Gary Price reviews - and is impressed by - the new version of the Wayback Machine, provided by the Internet Archive.   For Gary, Wayback is 'an essential internet research tool and should be one of the first resources discussed when teaching basic web-based research skills'.   The article provides a really helpful tour of the site, explaining the latest features to help new users navigate the site. 

Gary also recommends Archive-It, a fee-based service provided by the Internet Archive, which is keyword searchable.


This week the UK TV channel More4 broadcast the documentary Erasing David in which David Bond, concerned about information privacy, attempts to elude private investigators for a month.  The investigators use publicly available information about David in order to track him across Europe and, eventually, 'capture' him at an ante-natal clinic with his wife.  (Some viewers may have felt that he made the task rather easy for the investigators by not shredding his travel itinerary before putting it in the bin).   In Can You Really Hide Online?, Reid Goldsburgh explores privacy issues in the digital world and asks whether you really can remain anonymous on the web.  

Reid discusses the use of multiple online identities and explains the terminology used to describe such behaviour - a 'sockpuppet', for example is someone who praises themselves using a second identity.  A 'nymshift'  repeatedly changes their online identity to avoid being blocked.    Of course, online pseudonyms are not always used for negative purposes.  Very often people feel free to voice honest opinions or to seek help in an anonymous forum.    Yet, like David Bond, it can be easy to track down others whether they are using an alias or not.  Read his full article and be prepared!

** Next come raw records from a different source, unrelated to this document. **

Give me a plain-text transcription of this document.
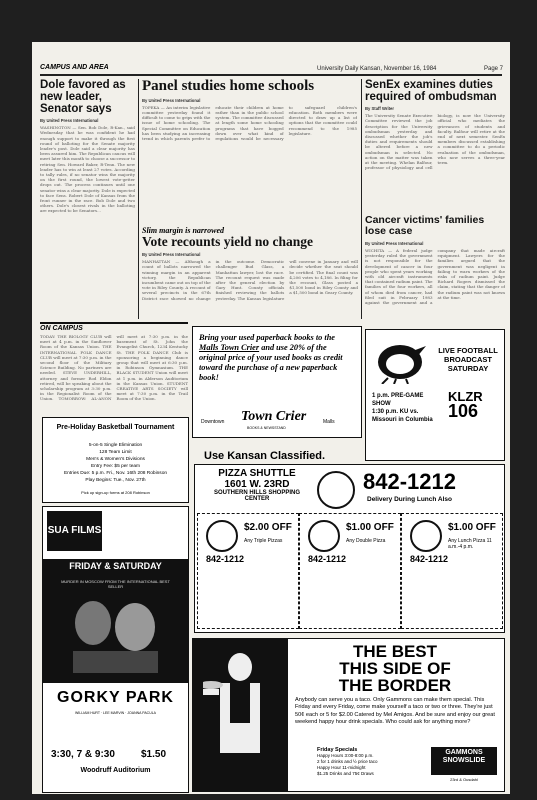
CAMPUS AND AREA	University Daily Kansan, November 16, 1984	Page 7
Dole favored as new leader, Senator says
By United Press International
WASHINGTON — Sen. Bob Dole, R-Kan., said Wednesday that he was confident he had enough support to make it through the first round of balloting for the Senate majority leader's post. Dole said a clear majority has been assured him. The Republican caucus will meet later this month to choose a successor to retiring Sen. Howard Baker, R-Tenn. The new leader has to win at least 27 votes. According to tally rules, if no senator wins the majority on the first round, the lowest vote-getter drops out. The process continues until one senator wins a clear majority. Dole is expected to face Sens. Robert Dole of Kansas from the front runner in the race. Bob Dole and two others. Dole's closest rivals in the balloting are expected to be Senators...
Panel studies home schools
By United Press International
TOPEKA — An interim legislative committee yesterday found it difficult to come to grips with the issue of home schooling. The Special Committee on Education has been studying an increasing trend in which parents prefer to educate their children at home rather than in the public school system. The committee discussed at length some home schooling programs that have bogged down over what kind of regulations would be necessary to safeguard children's education. Both members were directed to draw up a list of options that the committee could recommend to the 1985 legislature.
SenEx examines duties required of ombudsman
By Staff Writer
The University Senate Executive Committee reviewed the job description for the University ombudsman yesterday and discussed whether the job's duties and requirements should be altered before a new ombudsman is selected. No action on the matter was taken at the meeting. Whelan Balfour, professor of physiology and cell biology, is now the University official who mediates the grievances of students and faculty. Balfour will retire at the end of next semester. SenEx members discussed establishing a committee to do a periodic evaluation of the ombudsman, who now serves a three-year term.
Slim margin is narrowed
Vote recounts yield no change
By United Press International
MANHATTAN — Although a count of ballots narrowed the winning margin in an apparent victory, the Republican incumbent came out on top of the vote in Riley County. A recount of several precincts in the 67th District race showed no change in the outcome. Democratic challenger Bud Glass, a Manhattan lawyer, lost the race. The recount request was made after the general election by Gary Hunt. County officials finished reviewing the ballots yesterday. The Kansas legislature will convene in January and will decide whether the seat should be certified. The final count was 4,206 votes to 4,186. In filing for the recount, Glass posted a $1,500 bond in Riley County and a $1,500 bond in Geary County.
Cancer victims' families lose case
By United Press International
WICHITA — A federal judge yesterday ruled the government is not responsible for the development of cancer in four people who spent years working with old aircraft instruments that contained radium paint. The families of the four workers, all of whom died from cancer, had filed suit in February 1983 against the government and a company that made aircraft equipment. Lawyers for the families argued that the government was negligent in failing to warn workers of the risks of radium paint. Judge Richard Rogers dismissed the claim, stating that the danger of the radium paint was not known at the time.
ON CAMPUS
TODAY: THE BIOLOGY CLUB will meet at 4 p.m. in the Sunflower Room of the Kansas Union. THE INTERNATIONAL FOLK DANCE CLUB will meet at 7:30 p.m. in the second floor of the Military Science Building. No partners are needed. STEVE UNDERHILL, attorney and former Rod Eldon retired, will be speaking about the scholarship program at 3:30 p.m. in the Regionalist Room of the Union. TOMORROW: AL-ANON will meet at 7:30 p.m. in the basement of St. John the Evangelist Church, 1234 Kentucky St. THE FOLK DANCE Club is sponsoring a beginning dance group that will meet at 6:30 p.m. in Robinson Gymnasium. THE BLACK STUDENT Union will meet at 1 p.m. in Alderson Auditorium in the Kansas Union. STUDENT CREATIVE ARTS SOCIETY will meet at 7:30 p.m. in the Trail Room of the Union.
Bring your used paperback books to the Malls Town Crier and use 20% of the original price of your used books as credit toward the purchase of a new paperback book!
Downtown Town Crier
BOOKS & NEWSSTAND
Malls
LIVE FOOTBALL
BROADCAST
SATURDAY
1 p.m. PRE-GAME SHOW
1:30 p.m. KU vs. Missouri in Columbia
KLZR
106
Pre-Holiday Basketball Tournament
5-on-5 Single Elimination
128 Team Limit
Men's & Women's Divisions
Entry Fee: $5 per team
Entries Due: 5 p.m. Fri., Nov. 16th 208 Robinson
Play Begins: Tue., Nov. 27th
Pick up sign-up forms at 208 Robinson
SUA FILMS
FRIDAY & SATURDAY
MURDER IN MOSCOW FROM THE INTERNATIONAL BEST SELLER
GORKY PARK
WILLIAM HURT · LEE MARVIN · JOANNA PACULA
3:30, 7 & 9:30	$1.50
Woodruff Auditorium
Use Kansan Classified.
PIZZA SHUTTLE
1601 W. 23RD
SOUTHERN HILLS SHOPPING CENTER
842-1212
Delivery During Lunch Also
$2.00 OFF
Any Triple Pizzas
842-1212
$1.00 OFF
Any Double Pizza
842-1212
$1.00 OFF
Any Lunch Pizza 11 a.m.-4 p.m.
842-1212
THE BEST
THIS SIDE OF
THE BORDER
Anybody can serve you a taco. Only Gammons can make them special. This Friday and every Friday, come make yourself a taco or two or three. They're just 50¢ each or 5 for $2.00 Catered by Mel Amigos. And be sure and enjoy our great weekend happy hour drink specials. Who could ask for anything more?
Friday Specials
Happy Hours 3:00-8:00 p.m.
2 for 1 drinks and ½ price taco
Happy Hour 11-midnight
$1.25 Drinks and 75¢ Draws
GAMMONS SNOWSLIDE
23rd & Ousdahl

Interviewed on BBC Radio 4 this week, the designer Neville Brody, spoke about his new role as Head of the Royal College of Arts, Visual Communication Department.   He spoke about convergent technology, the emergence of the digital public space and the new skills that are required to thrive in this environment.    The old educational model of ‘teacher and pupil' is no longer valid.  Teaching has to become more collaborative, particularly as his students have such a deep understanding of the digital culture that has impacted on their daily lives.   Staff will need to be retrained so that they can help the students ensure their ideas bear fruit.  He considers that the college will be an 'unfinishing school'!

The university students of tomorrow are already engaging in new ways of learning at school.  In Tools for Learning: connected and engaged, Victor Revero describes the rapid growth of educational tools and apps being used in US schools and describes the most popular and widely used.  These tools are supporting collaborative, project based education and creating connected learning.  Read Victor's article and follow the links to some of the resources being used by thousands of school students every day.

 Google and the realtime web

In Communication Google Style: interactivity and trust Jill O'Neill considers how Google is tweaking and developing its products to reflect the growth in demand of realtime information.   She describes how Google's experience with Google Buzz led to it shifting its thinking about how social networks work.   In a clear table format, she shows the functionality of each of Google's services and goes on to consider what Google will focus in 2011.